Tiny told her that what she’d given him was just fine, and walked off, still grinning.

The welder she knew only as Jake took a cellophane-wrapped muffin from the display on the side of the gleaming silver catering truck and handed her a dollar.

“Morning, Madison.” Another of the forty customers crowding toward her held out a five. “I’m taking two poppy seed and a banana.”

“I have coffee and a ham-and-cheese roll here,” a voice from behind him announced.

“Same here.” Another worker, this one unfamiliar, took Jake’s place. He handed her two five-dollar bills. “That’s for me and Sid back there.”

Madison glanced at the front of the newcomer’s white hard hat. Buzz was written in felt pen on the strip of masking tape centered above the brim.

“Thanks, Buzz.”

Having been acknowledged by name, the new guy smiled and stepped back to be swallowed by the forward surge of others wanting to make the most of their morning break.

“Hey, Madison! Do you have those carrot-cake muffins today?’

“She only does those on Tuesday and Friday,” someone replied for her. “Today is zucchini and poppy seed.” Another dirty hand bearing dollar bills appeared through the sea of worn denim and work shirts. “I took one of each.”

A machinist with a streak of grease on his cheek held out a ten. “Same. And orange juice.”

Taking the men’s money, she made change from the small black pack she wore around her waist. The carefully arranged rows of muffins and cheese rolls she had baked herself that morning were quickly disappearing, along with iced cartons of juice and milk and gallons of coffee from her catering truck’s built-in urn.

She didn’t mind the dirt on the men’s hands and clothes. Most of the welders, electricians, steelworkers and laborers at this construction site—like the stevedores and dock workers she would feed next on her route—were salt-of-the-earth, hardworking men who knew the value of even harder work. They were much like the people in the neighborhood where she’d been born, still lived and would probably die. Some were even from her neighborhood, the Ridge, as those who’d grown up in Bayridge, Virginia, called it. So were some of the guys on the dock. She was one of them. She knew the value of hard work, too. Day in and day out. She couldn’t imagine living her life any other way.

“Hey, Madison.” The deep, self-conscious voice came from beside her. “What are you doing this Friday night?”
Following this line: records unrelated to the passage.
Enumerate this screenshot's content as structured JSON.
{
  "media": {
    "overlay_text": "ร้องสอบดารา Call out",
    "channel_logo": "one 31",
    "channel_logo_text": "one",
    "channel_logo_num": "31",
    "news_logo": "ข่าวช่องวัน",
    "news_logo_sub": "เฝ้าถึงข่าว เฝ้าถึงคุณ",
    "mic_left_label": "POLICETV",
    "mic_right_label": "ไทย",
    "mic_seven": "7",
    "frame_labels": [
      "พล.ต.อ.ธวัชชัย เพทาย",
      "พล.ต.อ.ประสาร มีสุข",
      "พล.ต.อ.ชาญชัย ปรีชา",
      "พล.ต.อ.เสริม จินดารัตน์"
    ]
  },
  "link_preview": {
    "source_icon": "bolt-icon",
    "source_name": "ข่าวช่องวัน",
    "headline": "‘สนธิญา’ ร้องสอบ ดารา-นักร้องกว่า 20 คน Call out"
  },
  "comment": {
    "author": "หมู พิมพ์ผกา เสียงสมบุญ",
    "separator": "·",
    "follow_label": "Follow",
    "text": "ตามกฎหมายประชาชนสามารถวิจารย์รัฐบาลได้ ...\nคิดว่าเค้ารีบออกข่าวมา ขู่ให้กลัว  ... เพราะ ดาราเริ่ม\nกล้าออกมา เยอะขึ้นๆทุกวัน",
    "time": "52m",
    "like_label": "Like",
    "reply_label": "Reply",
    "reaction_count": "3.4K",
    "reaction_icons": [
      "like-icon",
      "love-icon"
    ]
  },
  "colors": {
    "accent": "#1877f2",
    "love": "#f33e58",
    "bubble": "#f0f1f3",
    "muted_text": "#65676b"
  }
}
Her smiled moved to the strapping steelworker who’d asked the same question three weeks running. Eddie Zwicki was tall, cute, built and probably only a year or two younger than her own twenty-eight years. “Going to bed early. I have to get up to shop and clean my truck on Saturday so I’m ready for you guys again next week.”

“Don’t you ever go out?”

“Not with my customers,” she replied, her tone kind as she repeated the rule she’d adopted to save face and feelings. She didn’t date anyone, actually. As hard as she was working to build her business, she simply didn’t have the time. “But, you know what?” she asked, because he really did seem like a nice guy and there seemed to be so few single ones like that around. “I think you and Tina Deluca would get along great. I told her about you. The kindergarten teacher? Do you want her number?”

“Can she cook?”

“Your favorite oatmeal cookies are her mother’s recipe.”

“Yeah, but can she bake them?”

The guy was quick. “She’s learning.”

Someone behind Eddie gave him a shove. But even as he turned to frown at the guy who’d just passed him, he became distracted from his consideration of Tina’s lack of culinary talent. As the rumble of quiet conversations around them suddenly tapered to near silence, it seemed the other men were distracted by something, too.
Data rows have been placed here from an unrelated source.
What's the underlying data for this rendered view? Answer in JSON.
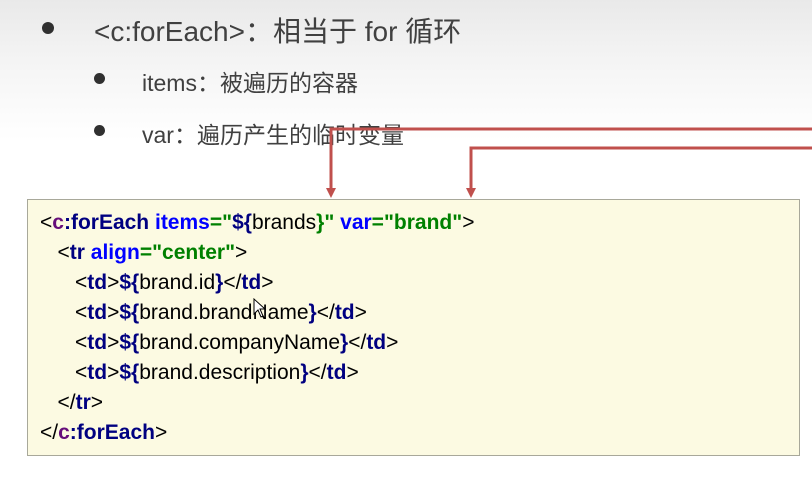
{
  "bullets": [
    {
      "text": "<c:forEach>：相当于 for 循环"
    },
    {
      "text": "items：被遍历的容器"
    },
    {
      "text": "var：遍历产生的临时变量"
    }
  ],
  "code": {
    "l1": {
      "lt": "<",
      "ns": "c",
      "colon": ":",
      "tag": "forEach",
      "sp1": " ",
      "attr1": "items",
      "eq1": "=\"",
      "dollar1": "${",
      "expr1": "brands",
      "close1": "}\"",
      "sp2": " ",
      "attr2": "var",
      "eq2": "=",
      "val2": "\"brand\"",
      "gt": ">"
    },
    "l2": {
      "indent": "   ",
      "lt": "<",
      "tag": "tr",
      "sp": " ",
      "attr": "align",
      "eq": "=",
      "val": "\"center\"",
      "gt": ">"
    },
    "l3": {
      "indent": "      ",
      "lt": "<",
      "tag": "td",
      "gt": ">",
      "dollar": "${",
      "expr": "brand.id",
      "close": "}",
      "lt2": "</",
      "tag2": "td",
      "gt2": ">"
    },
    "l4": {
      "indent": "      ",
      "lt": "<",
      "tag": "td",
      "gt": ">",
      "dollar": "${",
      "expr": "brand.brandName",
      "close": "}",
      "lt2": "</",
      "tag2": "td",
      "gt2": ">"
    },
    "l5": {
      "indent": "      ",
      "lt": "<",
      "tag": "td",
      "gt": ">",
      "dollar": "${",
      "expr": "brand.companyName",
      "close": "}",
      "lt2": "</",
      "tag2": "td",
      "gt2": ">"
    },
    "l6": {
      "indent": "      ",
      "lt": "<",
      "tag": "td",
      "gt": ">",
      "dollar": "${",
      "expr": "brand.description",
      "close": "}",
      "lt2": "</",
      "tag2": "td",
      "gt2": ">"
    },
    "l7": {
      "indent": "   ",
      "lt": "</",
      "tag": "tr",
      "gt": ">"
    },
    "l8": {
      "lt": "</",
      "ns": "c",
      "colon": ":",
      "tag": "forEach",
      "gt": ">"
    }
  },
  "colors": {
    "arrow": "#c0504d",
    "code_bg": "#fcfae2"
  }
}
Madison stood near the door of her silver truck with its side popped up to serve as an awning. Moments ago she had seen nothing but the men lined four to six deep waiting to make their selections. Now, those men were shifting, booted feet shuffling in the dirt as they parted like a denim-clad Red Sea.

“Morning, Mr. Callaway,” said someone from the back of the group.

“Morning, sir.”

“Hey, Mr. Callaway.”

“Hi, guys,” came the deep and cordial reply. “How’s it going this morning?”
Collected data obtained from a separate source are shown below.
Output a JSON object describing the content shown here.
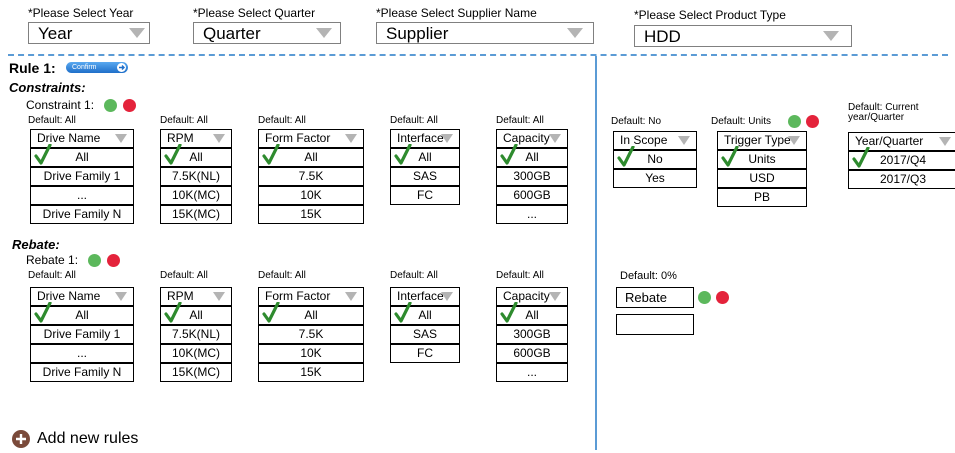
{
  "filters": {
    "year": {
      "label": "*Please Select Year",
      "value": "Year"
    },
    "quarter": {
      "label": "*Please Select Quarter",
      "value": "Quarter"
    },
    "supplier": {
      "label": "*Please Select Supplier Name",
      "value": "Supplier"
    },
    "product": {
      "label": "*Please Select Product Type",
      "value": "HDD"
    }
  },
  "rule": {
    "title": "Rule 1:",
    "confirm_label": "Confirm",
    "constraints_title": "Constraints:",
    "constraint_item": "Constraint 1:",
    "rebate_title": "Rebate:",
    "rebate_item": "Rebate 1:"
  },
  "constraint_columns": [
    {
      "default": "Default: All",
      "header": "Drive Name",
      "rows": [
        "All",
        "Drive Family 1",
        "...",
        "Drive Family N"
      ]
    },
    {
      "default": "Default: All",
      "header": "RPM",
      "rows": [
        "All",
        "7.5K(NL)",
        "10K(MC)",
        "15K(MC)"
      ]
    },
    {
      "default": "Default: All",
      "header": "Form Factor",
      "rows": [
        "All",
        "7.5K",
        "10K",
        "15K"
      ]
    },
    {
      "default": "Default: All",
      "header": "Interface",
      "rows": [
        "All",
        "SAS",
        "FC"
      ]
    },
    {
      "default": "Default: All",
      "header": "Capacity",
      "rows": [
        "All",
        "300GB",
        "600GB",
        "..."
      ]
    }
  ],
  "right_columns": [
    {
      "default": "Default: No",
      "header": "In Scope",
      "rows": [
        "No",
        "Yes"
      ]
    },
    {
      "default": "Default: Units",
      "header": "Trigger Type",
      "rows": [
        "Units",
        "USD",
        "PB"
      ]
    },
    {
      "default_line1": "Default: Current",
      "default_line2": "year/Quarter",
      "header": "Year/Quarter",
      "rows": [
        "2017/Q4",
        "2017/Q3"
      ]
    }
  ],
  "rebate_columns": [
    {
      "default": "Default: All",
      "header": "Drive Name",
      "rows": [
        "All",
        "Drive Family 1",
        "...",
        "Drive Family N"
      ]
    },
    {
      "default": "Default: All",
      "header": "RPM",
      "rows": [
        "All",
        "7.5K(NL)",
        "10K(MC)",
        "15K(MC)"
      ]
    },
    {
      "default": "Default: All",
      "header": "Form Factor",
      "rows": [
        "All",
        "7.5K",
        "10K",
        "15K"
      ]
    },
    {
      "default": "Default: All",
      "header": "Interface",
      "rows": [
        "All",
        "SAS",
        "FC"
      ]
    },
    {
      "default": "Default: All",
      "header": "Capacity",
      "rows": [
        "All",
        "300GB",
        "600GB",
        "..."
      ]
    }
  ],
  "rebate_amount": {
    "default": "Default: 0%",
    "label": "Rebate",
    "value": ""
  },
  "add_rules_label": "Add new rules",
  "colors": {
    "divider": "#5b9bd5",
    "plus": "#5cb85c",
    "minus": "#e4233b",
    "check": "#2e8b2e",
    "confirm": "#1f6fc9",
    "add_icon": "#7a4a3a"
  },
  "icons": [
    "plus-circle-icon",
    "minus-circle-icon",
    "checkmark-icon",
    "chevron-down-icon",
    "arrow-right-icon"
  ]
}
The men’s replies to the question were now accompanied by an undercurrent of murmurs. Workers who weren’t talking simply remained silent and stared.

Madison immediately recognized Matt Callaway. He was the tall, commanding-looking gentleman in the suit and hard hat the others greeted with a certain deference. He owned the construction company building the enormous York Port Mall that was currently nothing more than acres of concrete slabs, rebar and steel girders.

He wasn’t alone.

With a curious jolt, Madison realized she knew the man with him, too. Of him, anyway. Just as tall, even more imposing, the man earning the stares that ranged from curiosity to envy was Cord Kendrick.

She had never seen him in person before. But there was no doubt in her mind who he was. Like nearly everyone else in America, she’d seen pictures of him in People and Newsweek, on Entertainment Tonight and in the supermarket tabloids her grandma Nona Rossini devoured like candy. His reputation for fast women and faster living continually made the news. Even people who didn’t pay attention to the lives of the rich and infamous knew of him. The entire Kendrick family was practically considered royalty by the press. His beautiful mother actually was royalty, or so Madison had heard.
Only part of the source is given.